A Third For Your Quiet Meditation
More Devotional Reflections
by
Book Details
About the Book
What if one quiet moment each week could center your spirit and renew your faith?
A Third For Your Quiet Meditation is a five-year collection of weekly Christian devotionals drawn from the Revised Common Lectionary. Each meditation reflects on a verse from the lectionary texts not typically selected for Sunday preaching, offering a fresh, contemplative lens on familiar scripture. Using the broader periscope for context, these reflections create space for deeper spiritual growth and biblical contemplation.
Written by longtime pastor William Flewelling and composed from 2020 through 2024, these weekly reflections stem from a tradition started in 1981. Over decades of ministry, Flewelling found a faithful readership among congregations who cherished these thoughtful insights. Now, they are gathered here to nurture your own Christian quiet time.

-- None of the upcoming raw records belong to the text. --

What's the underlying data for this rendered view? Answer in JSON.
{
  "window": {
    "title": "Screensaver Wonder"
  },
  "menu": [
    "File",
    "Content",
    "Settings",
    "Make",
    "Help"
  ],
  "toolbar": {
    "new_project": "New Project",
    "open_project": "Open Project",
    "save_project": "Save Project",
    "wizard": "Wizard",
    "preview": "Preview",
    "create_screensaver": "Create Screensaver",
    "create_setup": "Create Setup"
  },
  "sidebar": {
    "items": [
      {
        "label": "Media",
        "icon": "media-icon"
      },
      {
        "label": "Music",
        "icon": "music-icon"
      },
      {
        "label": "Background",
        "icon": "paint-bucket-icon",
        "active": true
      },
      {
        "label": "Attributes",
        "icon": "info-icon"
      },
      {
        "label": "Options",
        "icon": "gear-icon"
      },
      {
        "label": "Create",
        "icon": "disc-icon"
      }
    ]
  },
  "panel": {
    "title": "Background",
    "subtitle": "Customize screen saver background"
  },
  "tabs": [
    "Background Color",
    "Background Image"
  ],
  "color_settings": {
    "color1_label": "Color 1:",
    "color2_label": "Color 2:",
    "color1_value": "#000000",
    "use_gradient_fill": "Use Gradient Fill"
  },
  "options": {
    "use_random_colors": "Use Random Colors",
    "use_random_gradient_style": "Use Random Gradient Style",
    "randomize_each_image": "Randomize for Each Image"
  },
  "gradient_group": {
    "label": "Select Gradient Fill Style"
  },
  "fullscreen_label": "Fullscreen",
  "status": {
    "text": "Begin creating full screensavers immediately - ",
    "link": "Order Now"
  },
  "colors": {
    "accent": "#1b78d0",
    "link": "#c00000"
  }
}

Ideal for personal use, sermon inspiration, or group devotional study, this Christian devotional helps you stay rooted in scripture and connected to your spiritual center. Whether you are a churchgoer, ministry leader, or someone seeking weekly spiritual renewal, this book offers wisdom, peace, and theological depth.
If you seek a resource that blends scripture meditation with pastoral insights and spiritual reflection, A Third For Your Quiet Meditation is a companion worth returning to every week.
Begin your journey into sacred stillness today.
About the Author
I served as an ordained minister in the Christian Church (Disciples of Christ) from 1976 through 2007, when I retired. In the practice of my ministry, I began to place meditations, called For Your Quiet Meditation, in the weekly bulletins on Palm Sunday, April 14,1981. I have continued to write them ever since, using them as originally designed whenever I was serving a congregation. At other times, I would write them, and I continue to write them, as exercises in devotional writing mainly because I find them satisfying to write. I now live in retirement in central Illinois with my wife of fifty-six years, three dogs and several cats.